In [1]:
import os

In [2]:
%pwd

'd:\\end-to-end-ml-project-with-mlflow\\research'

In [3]:
os.chdir("../")

In [4]:
%pwd

'd:\\end-to-end-ml-project-with-mlflow'

### Step 4 of the README.md i.e. updation of the entity starts from here... Entity is just the return type of the function i.e. whenever we define our configuration function, it's return type will be defined by the entity.

In [5]:
from dataclasses import dataclass
from pathlib import Path

@dataclass(frozen=True)
class DataIngestionConfig():
    root_dir:Path
    local_data_file:Path
    download_dir:Path

### Step 5 of the README.md i.e. the updation of the configuration manager starts from here... It manages the Configuration(OR the structure) of the current stage(here, data_ingestion). It is responsible to create various file folders & directories where the data needs to be ingested and saved.

In [6]:
from mlProject.constants import *
from mlProject.utils.common import read_yaml, create_directories

In [7]:
class ConfigurationManager():
    def __init__(self,config_filepath = CONFIG_FILE_PATH,params_filepath=PARAMS_FILE_PATH,schema_filepath=SCHEMA_FILE_PATH):
        self.config = read_yaml(config_filepath)
        self.params = read_yaml(params_filepath)
        self.schema = read_yaml(schema_filepath)

        create_directories([self.config.artifacts_root])


    def get_data_ingestion_config(self) -> DataIngestionConfig:
        config = self.config.data_ingestion

        create_directories([config.root_dir])

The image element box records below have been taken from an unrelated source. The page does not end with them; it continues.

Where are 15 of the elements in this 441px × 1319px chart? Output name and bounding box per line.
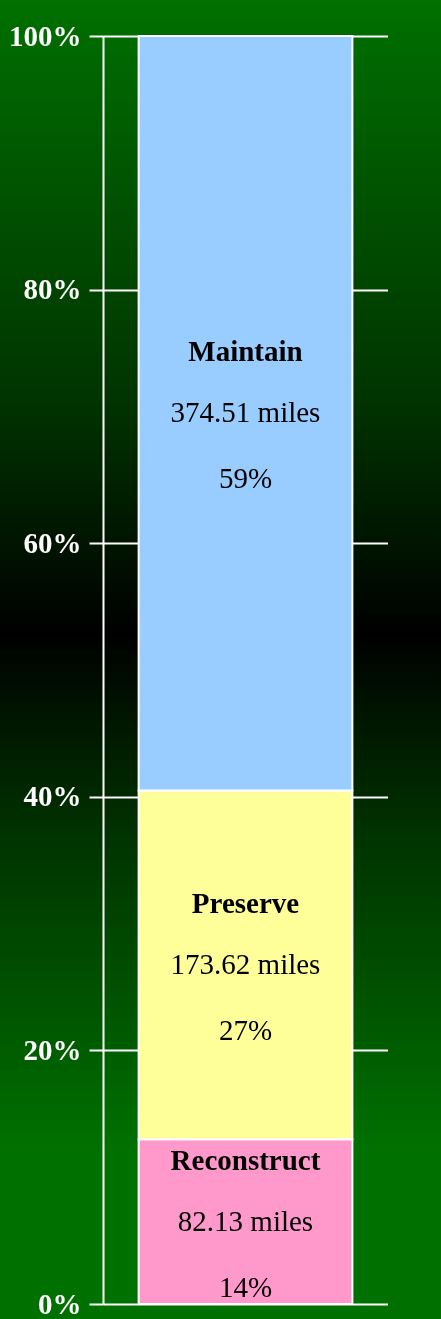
y-tick-label: 40% (23, 780, 82, 813)
series-label: Reconstruct (170, 1143, 321, 1176)
series-label: Maintain (188, 335, 303, 368)
y-tick-label: 100% (9, 19, 82, 52)
annotation: 59% (218, 462, 273, 495)
y-tick-label: 20% (23, 1033, 82, 1066)
annotation: 14% (218, 1270, 273, 1303)
y-tick-label: 80% (23, 273, 82, 306)
y-tick-label: 60% (23, 526, 82, 559)
annotation: 374.51 miles (170, 396, 321, 429)
series-label: Preserve (191, 886, 300, 919)
annotation: 82.13 miles (177, 1204, 314, 1237)
y-tick-label: 0% (38, 1287, 82, 1319)
annotation: 27% (218, 1013, 273, 1046)
annotation: 173.62 miles (170, 947, 321, 980)
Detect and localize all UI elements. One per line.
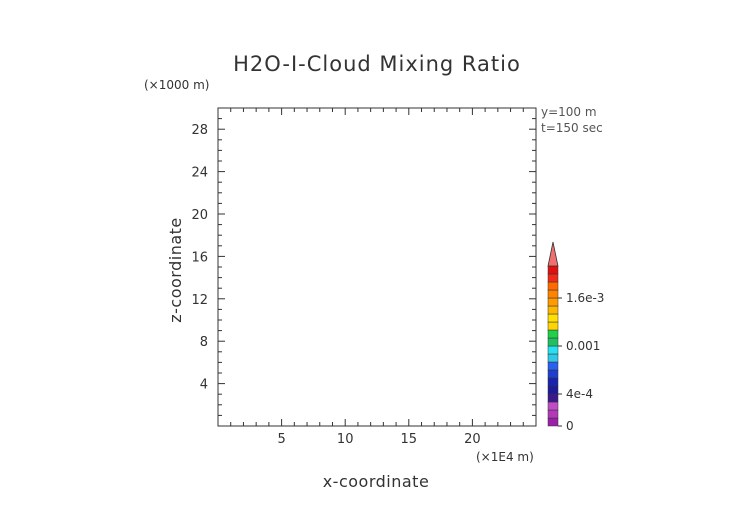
colorbar-extend-arrow xyxy=(547,241,559,267)
colorbar-tick-label: 4e-4 xyxy=(566,387,593,401)
colorbar-segment xyxy=(547,265,559,275)
x-axis-unit: (×1E4 m) xyxy=(476,450,534,464)
colorbar-segment xyxy=(547,273,559,283)
x-tick-label: 10 xyxy=(337,432,354,447)
colorbar-segment xyxy=(547,409,559,419)
y-axis-unit: (×1000 m) xyxy=(144,78,209,92)
x-axis-label: x-coordinate xyxy=(323,472,430,491)
colorbar-segment xyxy=(547,313,559,323)
colorbar-segment xyxy=(547,281,559,291)
y-tick-label: 20 xyxy=(191,208,208,223)
time-label: t=150 sec xyxy=(541,121,603,135)
colorbar-segment xyxy=(547,369,559,379)
y-axis-label: z-coordinate xyxy=(166,217,185,323)
colorbar-segment xyxy=(547,305,559,315)
y-tick-label: 28 xyxy=(191,123,208,138)
colorbar-segment xyxy=(547,393,559,403)
colorbar-tick-label: 0 xyxy=(566,419,574,433)
x-tick-label: 20 xyxy=(464,432,481,447)
y-tick-label: 8 xyxy=(200,335,208,350)
x-tick-label: 5 xyxy=(277,432,285,447)
colorbar-tick-labels: 0 4e-4 0.001 1.6e-3 xyxy=(558,291,604,433)
colorbar-segment xyxy=(547,361,559,371)
plot-area xyxy=(217,107,537,427)
y-tick-label: 24 xyxy=(191,166,208,181)
y-position-label: y=100 m xyxy=(541,105,597,119)
colorbar-segment xyxy=(547,297,559,307)
chart-title: H2O-I-Cloud Mixing Ratio xyxy=(233,52,521,76)
x-axis-tick-labels: 5 10 15 20 xyxy=(277,432,480,447)
y-tick-label: 16 xyxy=(191,250,208,265)
colorbar-tick-label: 1.6e-3 xyxy=(566,291,604,305)
y-axis-tick-labels: 4 8 12 16 20 24 28 xyxy=(191,123,208,392)
y-axis-ticks xyxy=(218,118,536,416)
y-tick-label: 4 xyxy=(200,378,208,393)
colorbar-segment xyxy=(547,385,559,395)
x-tick-label: 15 xyxy=(401,432,418,447)
colorbar-segment xyxy=(547,321,559,331)
colorbar xyxy=(547,241,559,427)
colorbar-segment xyxy=(547,329,559,339)
x-axis-ticks xyxy=(230,108,524,426)
colorbar-tick-label: 0.001 xyxy=(566,339,600,353)
colorbar-segment xyxy=(547,377,559,387)
colorbar-segment xyxy=(547,353,559,363)
colorbar-segment xyxy=(547,289,559,299)
colorbar-segment xyxy=(547,345,559,355)
colorbar-segment xyxy=(547,401,559,411)
colorbar-segment xyxy=(547,337,559,347)
y-tick-label: 12 xyxy=(191,293,208,308)
colorbar-segment xyxy=(547,417,559,427)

        data_ingestion_config = DataIngestionConfig(
            root_dir=config.root_dir,
            local_data_file=config.local_data_file,
            download_dir=config.download_dir
        )

        return data_ingestion_config

### Step 6 of the README.md i.e. Updation OR creation of the data_ingestion components starts from here. Here we are fetching the data from the S3 bucket so, this step includes the reading of the data OR components(i.e. the csv file) and then downloading it(inside the directory as specified just above in the configuration manager).

In [8]:
import os
from mlProject import logger
from mlProject.utils.common import get_size
import boto3

In [9]:
class DataIngestion():
    def __init__(self,config:DataIngestionConfig):
        self.config = config

    def get_file(self):
        if not os.path.exists(self.config.local_data_file):
            s3 = boto3.client('s3')
            s3 = boto3.resource(
                service_name='s3',
                region_name='us-east-1',
                aws_access_key_id = '',
                aws_secret_access_key = ''
            )
            for obj in s3.Bucket('vedanshaws').objects.all():
                filename = obj.key
            
            s3.Bucket('vedanshaws').download_file(Key='winequality-red.csv', Filename=self.config.download_dir)
            logger.info(f"{filename} downloaded from S3 bucket!")
        else:
            logger.info(f"File already exists of size: {get_size(Path(self.config.local_data_file))}")
            

### Step 7 of the README.md starts from here i.e. Updation of the data_ingestion pipeline. This pipeline is solely responsible for execution of the entire steps done above.

In [10]:
try:
    config = ConfigurationManager()
    data_ingestion_config = config.get_data_ingestion_config()
    data_ingestion = DataIngestion(config=data_ingestion_config)
    data_ingestion.get_file()
except Exception as e:
    raise e

[2023-11-20 21:42:24,829: INFO: common: yaml file: config\config.yaml loaded successfully]
[2023-11-20 21:42:24,829: INFO: common: yaml file: params.yaml loaded successfully]
[2023-11-20 21:42:24,838: INFO: common: yaml file: schema.yaml loaded successfully]
[2023-11-20 21:42:24,839: INFO: common: created directory at: artifacts]
[2023-11-20 21:42:24,839: INFO: common: created directory at: artifacts/data_ingestion]
[2023-11-20 21:42:24,839: INFO: 323823785: File already exists of size: ~ 99 KB]